On the surface it may look similar to an ordinary SQL Database, but inside the Azure SQL Data Warehouse is a tremendously powerful Massively Parallel Processing (MPP) engine. Originally there was the SQL Server Parallel Data Warehouse (PDW) applicance, which cost in the $1 million USD range (depending on how many compute nodes). Later it was renamed to Analytic Platform System (APS). In 2015 it was made available (first as a preview) also as a cloud service under the name Azure SQL Data Warehouse. So, with the Azure SQL Data Warehouse you can get the capacity of a multi-million dollar server.
The figure describes the general architecture of the Azure SQL Data Warehouse. It might look complicated, but most of this figure are things you don’t need to worry about.

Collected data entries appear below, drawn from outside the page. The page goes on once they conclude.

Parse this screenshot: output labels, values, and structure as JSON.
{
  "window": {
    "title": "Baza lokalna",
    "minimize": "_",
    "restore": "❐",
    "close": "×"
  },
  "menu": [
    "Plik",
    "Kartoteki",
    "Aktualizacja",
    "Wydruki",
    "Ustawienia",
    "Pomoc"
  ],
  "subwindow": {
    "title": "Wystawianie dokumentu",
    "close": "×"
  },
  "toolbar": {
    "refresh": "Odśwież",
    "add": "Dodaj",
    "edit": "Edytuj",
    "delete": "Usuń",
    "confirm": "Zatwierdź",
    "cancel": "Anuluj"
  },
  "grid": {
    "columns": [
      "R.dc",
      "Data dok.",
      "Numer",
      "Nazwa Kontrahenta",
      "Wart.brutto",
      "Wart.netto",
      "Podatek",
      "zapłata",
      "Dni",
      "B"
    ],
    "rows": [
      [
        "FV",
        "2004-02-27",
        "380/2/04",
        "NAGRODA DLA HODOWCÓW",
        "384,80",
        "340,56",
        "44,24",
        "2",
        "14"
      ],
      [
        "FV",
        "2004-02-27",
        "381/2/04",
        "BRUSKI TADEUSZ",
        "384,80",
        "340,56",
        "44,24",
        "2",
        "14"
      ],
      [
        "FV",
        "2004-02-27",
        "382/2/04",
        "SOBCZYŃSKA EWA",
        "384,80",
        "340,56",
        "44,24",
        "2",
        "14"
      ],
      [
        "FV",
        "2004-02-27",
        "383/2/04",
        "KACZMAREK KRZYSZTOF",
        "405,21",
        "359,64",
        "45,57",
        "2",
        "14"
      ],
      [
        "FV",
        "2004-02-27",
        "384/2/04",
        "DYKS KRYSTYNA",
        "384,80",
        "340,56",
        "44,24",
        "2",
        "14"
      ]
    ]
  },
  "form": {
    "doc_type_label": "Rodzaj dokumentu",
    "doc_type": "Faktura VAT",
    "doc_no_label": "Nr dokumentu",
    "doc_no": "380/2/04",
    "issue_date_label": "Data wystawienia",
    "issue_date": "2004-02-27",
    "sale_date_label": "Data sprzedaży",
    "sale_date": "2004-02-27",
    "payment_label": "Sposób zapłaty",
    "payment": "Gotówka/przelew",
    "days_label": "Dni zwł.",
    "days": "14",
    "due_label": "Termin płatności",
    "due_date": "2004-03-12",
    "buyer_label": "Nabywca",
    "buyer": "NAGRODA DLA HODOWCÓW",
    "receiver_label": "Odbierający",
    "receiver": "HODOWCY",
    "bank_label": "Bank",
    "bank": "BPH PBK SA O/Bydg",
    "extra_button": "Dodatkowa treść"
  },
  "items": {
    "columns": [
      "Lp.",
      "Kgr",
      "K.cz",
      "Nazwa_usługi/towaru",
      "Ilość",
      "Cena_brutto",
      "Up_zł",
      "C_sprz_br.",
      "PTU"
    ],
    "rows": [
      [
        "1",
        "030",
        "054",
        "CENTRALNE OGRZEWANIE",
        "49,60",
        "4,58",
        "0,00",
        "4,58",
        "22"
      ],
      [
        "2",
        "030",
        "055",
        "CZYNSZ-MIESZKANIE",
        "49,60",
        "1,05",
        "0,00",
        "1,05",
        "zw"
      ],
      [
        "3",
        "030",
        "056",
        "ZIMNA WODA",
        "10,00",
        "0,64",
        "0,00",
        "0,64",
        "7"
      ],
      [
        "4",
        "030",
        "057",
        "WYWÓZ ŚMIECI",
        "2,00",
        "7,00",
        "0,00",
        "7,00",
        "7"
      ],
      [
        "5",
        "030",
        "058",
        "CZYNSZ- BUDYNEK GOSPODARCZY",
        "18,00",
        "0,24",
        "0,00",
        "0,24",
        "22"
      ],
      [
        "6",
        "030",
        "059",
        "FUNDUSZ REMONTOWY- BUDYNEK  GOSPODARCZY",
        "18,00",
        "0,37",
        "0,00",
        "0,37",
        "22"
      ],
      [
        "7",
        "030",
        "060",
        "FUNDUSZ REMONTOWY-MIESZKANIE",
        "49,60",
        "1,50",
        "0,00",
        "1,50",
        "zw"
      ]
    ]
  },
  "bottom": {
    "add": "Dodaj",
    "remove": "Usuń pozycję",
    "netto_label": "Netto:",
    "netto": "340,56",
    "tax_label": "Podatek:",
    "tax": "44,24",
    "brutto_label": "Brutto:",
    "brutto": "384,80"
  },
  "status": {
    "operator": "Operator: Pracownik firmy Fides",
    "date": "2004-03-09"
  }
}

Creating your first Azure SQL Data Warehouse
You can easily create an Azure SQL Data Warehouse like any other resource through the Azure Portal or through Azure Resource Manager. Just select Databases, and it should appear in the list.
The options are similar to creating an ordinary Azure SQL Database. You need to select a server (which can be a server you already created for your ordinary Azure SQL Databases) and you need to specify a performance tier. There are two main levels of performance:
- Gen 1 / Optimized for Elasticity is the standard level
- Gen 2 / Optimized for Compute is the premium level (more expensive and even faster than the standard level)

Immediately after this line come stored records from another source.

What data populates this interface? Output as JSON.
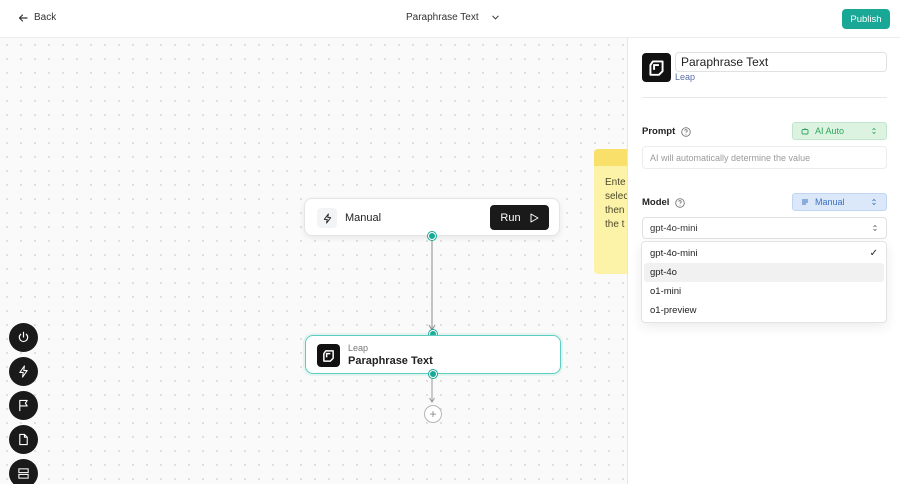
{
  "header": {
    "back_label": "Back",
    "title": "Paraphrase Text",
    "publish_label": "Publish"
  },
  "canvas": {
    "sticky_text": "Ente\nselec\nthen\nthe t",
    "manual_node": {
      "label": "Manual",
      "run_label": "Run"
    },
    "leap_node": {
      "subtitle": "Leap",
      "title": "Paraphrase Text"
    },
    "add_symbol": "+",
    "toolbar": [
      "power-icon",
      "bolt-icon",
      "flag-icon",
      "file-icon",
      "layout-icon"
    ]
  },
  "panel": {
    "name_value": "Paraphrase Text",
    "subtitle": "Leap",
    "prompt": {
      "label": "Prompt",
      "mode": "AI Auto",
      "placeholder": "AI will automatically determine the value"
    },
    "model": {
      "label": "Model",
      "mode": "Manual",
      "selected": "gpt-4o-mini",
      "options": [
        {
          "label": "gpt-4o-mini",
          "checked": true
        },
        {
          "label": "gpt-4o",
          "hovered": true
        },
        {
          "label": "o1-mini"
        },
        {
          "label": "o1-preview"
        }
      ],
      "check_mark": "✓"
    }
  },
  "colors": {
    "accent": "#1aa896",
    "ai_green": "#2fa65a",
    "manual_blue": "#3b6fc4",
    "sticky": "#fdf3a8"
  }
}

The performance also depends on the number of DWU units. The minimum is 100 DWU, which means you will get one compute node. At 200 DWU you will get two compute nodes (which gives you about twice the performance of a single compute node), and so on. Azure SQL Data Warehouse always splits your data into 60 distributions (databases), which will get evenly distributed among your compute nodes.

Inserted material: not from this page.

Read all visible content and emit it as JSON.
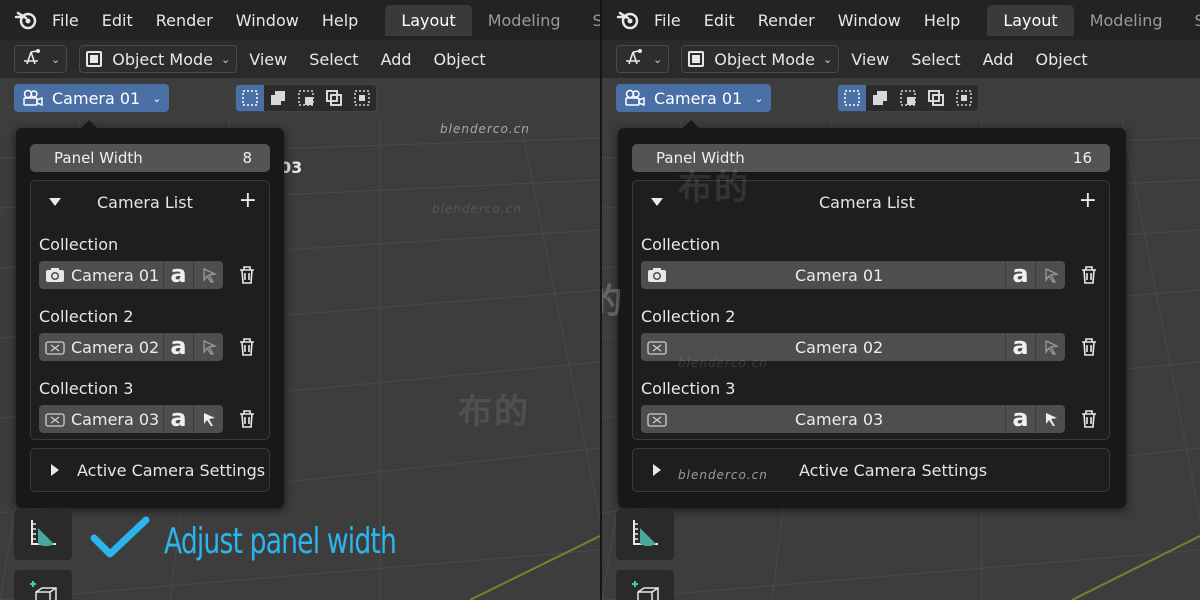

Note that you easily can change the performance tier later. For your first testing, I recommend starting with a minimum of 200 DWU:s, so you get at least 2 compute nodes.
You can pause your Azure SQL Data Warehouse anytime to suspend costs (although you still pay for the storage) and then resume it again when you need it. So you can use it to process a batch of data and then pause it after you have finished. If you still need the data to be readable, you can scale down to 100 DWU:s instead of pausing.
Creating your Azure SQL Data Warehouse should take less than 10 minutes.
Finally, if you have created a new server, you will have to configure the firewall so that you can connect to your Azure SQL Data Warehouse. Click on your newly created server and then select “Firewalls and virtual networks”. Then add necessary client IP addresses.
You can connect through the Azure portal, but my preferred way to connect to the Azure SQL Data Warehouses is to use Management Studio. You can connect to Azure SQL Data Warehouse just like any database.
To test the connection you can select your database and run this command:
It should return something like “Microsoft Azure SQL Data Warehouse – 10.0.1091.15 Apr 4 2018 05:39:08 Copyright (c) Microsoft Corporation”.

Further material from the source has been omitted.